So lässt sich der harmonische und thematische Rahmen durchaus als nahezu deckungsgleich definieren. Während bei Schuberts Gretchen die Unruhe zum Programm wird, liegt bei Kate Bush der Fokus bei der Monotonie. In beiden Fällen wird das Warten und das Trauern zum undurchdringlichen Kreislauf im Klaviersatz um den sich alle Gedanken drehen. Bei Schubert durch schnelle, gleichmäßige, in sich kreisende Sechzehntelfiguren im pianissimo, einer gleichförmigen Begleitstruktur im 6/8 Takt und einem Orgelpunkt in der linken Hand. Bei Bush durch ein gleichbleibendes Muster aus ab- und wieder aufsteigenden Viertel- und Achtelnoten in der rechten Hand, während die linke Hand ebenfalls einen Orgelpunkt bildet und dazu auf der Quinte eine rhythmisch fixe, rezitativische Begleitung aufbaut.

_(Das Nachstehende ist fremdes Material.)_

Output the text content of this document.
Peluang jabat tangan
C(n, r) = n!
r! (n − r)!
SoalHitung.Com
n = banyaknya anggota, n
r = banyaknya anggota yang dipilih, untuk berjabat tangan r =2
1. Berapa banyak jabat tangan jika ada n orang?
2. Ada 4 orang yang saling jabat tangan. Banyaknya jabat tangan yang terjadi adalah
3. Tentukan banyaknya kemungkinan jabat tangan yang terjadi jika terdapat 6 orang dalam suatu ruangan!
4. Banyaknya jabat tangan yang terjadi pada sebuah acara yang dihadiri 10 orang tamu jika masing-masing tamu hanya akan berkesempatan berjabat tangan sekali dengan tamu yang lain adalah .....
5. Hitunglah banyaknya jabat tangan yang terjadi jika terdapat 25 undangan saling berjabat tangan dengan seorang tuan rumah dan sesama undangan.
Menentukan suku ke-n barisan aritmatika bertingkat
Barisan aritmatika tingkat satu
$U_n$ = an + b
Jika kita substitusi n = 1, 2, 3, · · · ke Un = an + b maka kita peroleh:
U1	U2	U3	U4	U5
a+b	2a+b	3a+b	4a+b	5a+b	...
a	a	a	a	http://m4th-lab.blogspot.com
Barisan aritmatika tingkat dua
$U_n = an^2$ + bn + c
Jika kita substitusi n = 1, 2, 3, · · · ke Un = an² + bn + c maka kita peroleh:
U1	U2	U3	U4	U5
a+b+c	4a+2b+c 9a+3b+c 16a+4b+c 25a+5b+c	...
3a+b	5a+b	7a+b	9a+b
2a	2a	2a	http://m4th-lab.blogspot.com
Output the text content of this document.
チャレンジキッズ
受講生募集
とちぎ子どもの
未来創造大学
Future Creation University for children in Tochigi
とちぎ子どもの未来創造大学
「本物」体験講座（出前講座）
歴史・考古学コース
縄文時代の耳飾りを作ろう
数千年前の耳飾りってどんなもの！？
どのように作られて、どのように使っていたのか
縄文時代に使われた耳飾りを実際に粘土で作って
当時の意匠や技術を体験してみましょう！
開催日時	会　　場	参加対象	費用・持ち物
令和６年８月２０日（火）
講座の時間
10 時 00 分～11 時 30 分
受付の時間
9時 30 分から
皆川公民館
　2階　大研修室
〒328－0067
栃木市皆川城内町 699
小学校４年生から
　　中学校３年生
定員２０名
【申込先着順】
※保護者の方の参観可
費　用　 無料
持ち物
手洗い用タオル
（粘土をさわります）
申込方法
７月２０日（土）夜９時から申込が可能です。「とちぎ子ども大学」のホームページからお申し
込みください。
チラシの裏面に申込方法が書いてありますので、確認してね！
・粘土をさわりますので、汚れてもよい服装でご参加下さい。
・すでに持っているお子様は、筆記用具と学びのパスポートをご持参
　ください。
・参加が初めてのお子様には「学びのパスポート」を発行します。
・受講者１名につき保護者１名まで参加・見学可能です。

Festzuhalten ist, dass die jeweils rechte Hand der beiden Klaviersätze ein sehr regelmäßiges, typisches Kreisen, der Maschinen skizziert, während die linke Hand den Rhythmus des Fußpedals am Spinnrad oder das Pumpen der Waschmaschine vertont. Gleichzeitig steht jenes Kreisen für ein mentales Kreisen und gefangen sein der Protagonistinnen.Um die Monotonie und Eintönigkeit zu illustrieren, verwenden beide Komponisten über weite Strecken hinweg feste Akkordfolgen als Grundlage ihres maschinenhaften, statischen Klaviersatzes.
Schubert wählt als Akkordfolge (Takt 49-65), ein Muster, das den jeweils neuen Akkord erst über einen bereits voraus greifenden Dominantseptklang erreicht. So gelingt es ihm von E-Dur (Takt 49) bis nach B-Dur zu modulieren um rechtzeitig am Höhepunkt des Textes angelangt, mit sämtlichen logischen, harmonischen Gesetzen zu brechen.
Bei Bush gestaltet sich die harmonische Begleitung ganz ähnlich. Schon Takt eins beginnt mit einem dominantischen Septakkord in Moll, welcher bereits auf Schlag zwei zum Akkord der Haupttonart D-Moll führt. Die Begleitung besteht also aus einem Wanken zwischen der Tonika D-Moll und der Molldominante A-Moll. Die Besonderheit ist hierbei jedoch die linke Hand, die mit ihrem permanenten Orgelpunkt auf dem Ton d.
Eine ständige Spannung zwischen Orgelpunkt und der Terz des A-Moll Dreiklangs, aber auch die Reibung zwischen der Quinte des Tonikaklangs D-Moll und einer hinzugefügten Sexte h, lassen den Eindruck eines krampfhaften Festhaltens an Erinnerungen entstehen.
Eine Spannung die sich nie ganz aufzulösen scheint und wenn, dann nur scheinbar. Möglicherweise findet hier die Vertonung eines „Nicht loslassen wollen“ der verwitweten Mrs. Bartolozzi statt. Die Auflösung in harmonisch klare Gefilde hätte auch dem Reinigungsprozess ihrer zu waschenden Wäsche gleichgesetzt einen aus ihrer Sicht, den Geliebten vermeidlich auslöschenden Akt zur Folge.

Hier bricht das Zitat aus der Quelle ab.